The National Council of Jewish Women, a service organization on the American scene, has focused attention on the cultural and economic gap that exists in Israel’s society. At its recent “Summit Conference” attended by 300 delegates from the US it committed $1 million over a ten year period to fund the Center for Research in Education of the Disadvantaged at the Hebrew University’s School of Education. The Center was initially set up by the NCJW in 1968 but the commitment to the university at that time was for only three years.
Currently being researched there are 10-15 projects dealing with different facets of education for the 60 percent of Israel’s school population which comes from culturally disadvantaged backgrounds. The projects include examination of teachers’ behavior in the classroom and the preparation by mothers of their children for kindergarten.
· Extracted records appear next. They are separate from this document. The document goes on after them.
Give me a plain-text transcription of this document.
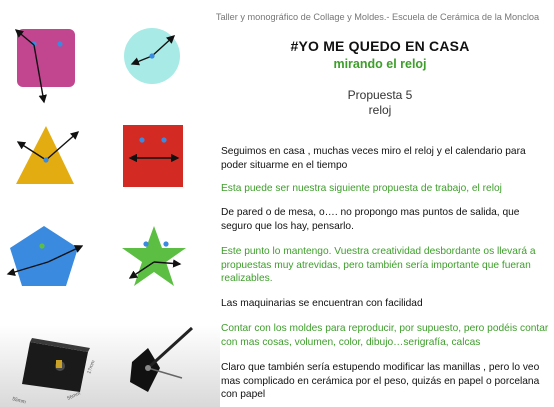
Taller y monográfico de Collage y Moldes.- Escuela de Cerámica de la Moncloa
#YO ME QUEDO EN CASA
mirando el reloj
Propuesta 5
reloj
Seguimos en casa , muchas veces miro el reloj y el calendario para poder situarme en el tiempo
Esta puede ser nuestra siguiente propuesta de trabajo, el reloj
De pared o de mesa, o…. no propongo mas puntos de salida, que seguro que los hay, pensarlo.
Este punto lo mantengo. Vuestra creatividad desbordante os llevará a propuestas muy atrevidas, pero también sería importante que fueran realizables.
Las maquinarias se encuentran con facilidad
Contar con los moldes para reproducir, por supuesto, pero podéis contar con mas cosas, volumen, color, dibujo…serigrafía, calcas
Claro que también sería estupendo modificar las manillas , pero lo veo mas complicado en cerámica por el peso, quizás en papel o porcelana con papel
55mm	56mm
17mm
Several future projects will concentrate on areas outside the school system.
Dr. Haim Adler, director of the Council funded center told the American delegates of the urgent need to close the gap between new immigrant families from Asian and African countries and those from the West. He noted that only 35 percent of those gaining matriculation belong to the Oriental community. It is not surprising, he said, that students from those backgrounds form only 15 percent of all students at Israeli institutions of higher learning. From this it follows that very few of Eastern origin can hold positions in policy-making or national leadership as it also follows that income gaps between the two sections of the population remain too wide, Dr. Adler said.
He stressed that if Israel is to proceed with scientific research on an advanced level, the entire population must be capable of playing an active part in developing such studies and implementing their results with sophisticated techniques. Cultural disadvantage in one generation breeds a continuing pattern of cultural lag, Dr. Adler said. He observed that where children of Oriental background had parents who received a high school education, they did as well as children of Western origin. But unfortunately, the number of such cases is still far too small, he said.